Debbie readily agreed and even before we started, I got to work using a synopsis worksheet I purchased on-line for $5.00. A day later, my synopsis was complete!
My friend’s gift was the best Christmas present anyone could have given me. And so we’d like to pass this gift on to you with 5 tips for writing your memoir synopsis.
Tip #1 Take it to the next level
In the movie You’ve Got Mail, Joe Fox, played by Tom Hanks, is heading to a restaurant to meet his email soulmate (Meg Ryan) for the first time. Joe is a nervous wreck. What if his soulmate turns out to be hideously ugly? What if his dream girl isn’t the girl for him at all? Joe’s assistant, Kevin, offers him some relationship advice.
“You’re taking it to the next level…I always take a relationship to the next level and if it works okay I take it to the next level after that.”
Remember, you’re not trying to write a perfect synopsis on the first try. You’re just taking it to the next level. Even if all you do one day is organize your papers, that’s taking it to the next level. You can worry about the level after that tomorrow.
Tip #2 “Chunk it out”
A synopsis isn’t a detailed list of every event in the story – “this happened and then this happened and then this happened.” But in the early stages of composing, writing down a list of events can be helpful. Later this list can be shaped, trimmed, or expanded. But “chunking it out” as a novelist friend of mine says, is a good place to start.

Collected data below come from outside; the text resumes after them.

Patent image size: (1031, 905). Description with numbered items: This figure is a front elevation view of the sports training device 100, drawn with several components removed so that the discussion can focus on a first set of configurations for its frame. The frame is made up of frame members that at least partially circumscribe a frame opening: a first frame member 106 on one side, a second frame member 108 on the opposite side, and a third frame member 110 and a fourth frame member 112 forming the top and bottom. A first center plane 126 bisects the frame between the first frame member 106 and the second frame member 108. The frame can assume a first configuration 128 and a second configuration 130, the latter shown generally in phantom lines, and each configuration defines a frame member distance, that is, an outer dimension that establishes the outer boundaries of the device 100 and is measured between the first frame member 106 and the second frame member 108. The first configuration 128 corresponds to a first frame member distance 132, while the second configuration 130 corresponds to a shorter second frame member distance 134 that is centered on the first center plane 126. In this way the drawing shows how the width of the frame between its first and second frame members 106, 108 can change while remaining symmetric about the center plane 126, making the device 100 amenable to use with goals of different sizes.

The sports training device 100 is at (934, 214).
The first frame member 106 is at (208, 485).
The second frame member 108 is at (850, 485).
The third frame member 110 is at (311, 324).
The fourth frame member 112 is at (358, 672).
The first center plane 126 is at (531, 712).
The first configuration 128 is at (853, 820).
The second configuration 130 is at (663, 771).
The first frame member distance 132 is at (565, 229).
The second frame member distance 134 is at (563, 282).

Tip #3 Highlight what you love
Once you have a list or a chapter-by-chapter outline of events, sit down and highlight every paragraph, sentence, or phrase that captures the essence and personality of your story. These highlighted sections are ones to include in your finished synopsis.
Tip #4 Find a friend
Just knowing there is a friend or colleague holding you to a deadline or waiting to give you feedback is an incentive to finish your synopsis. It’s like throwing out a safety rope and feeling a reassuring tension on the other end.
Tip #5 Have a little faith
Don’t worry about whether or not you have the synopsis gene. Have a little faith and accomplish the impossible. The genes will just have to catch up later.
Happy holidays. May you write many memoirs and excellent synopses for each of them!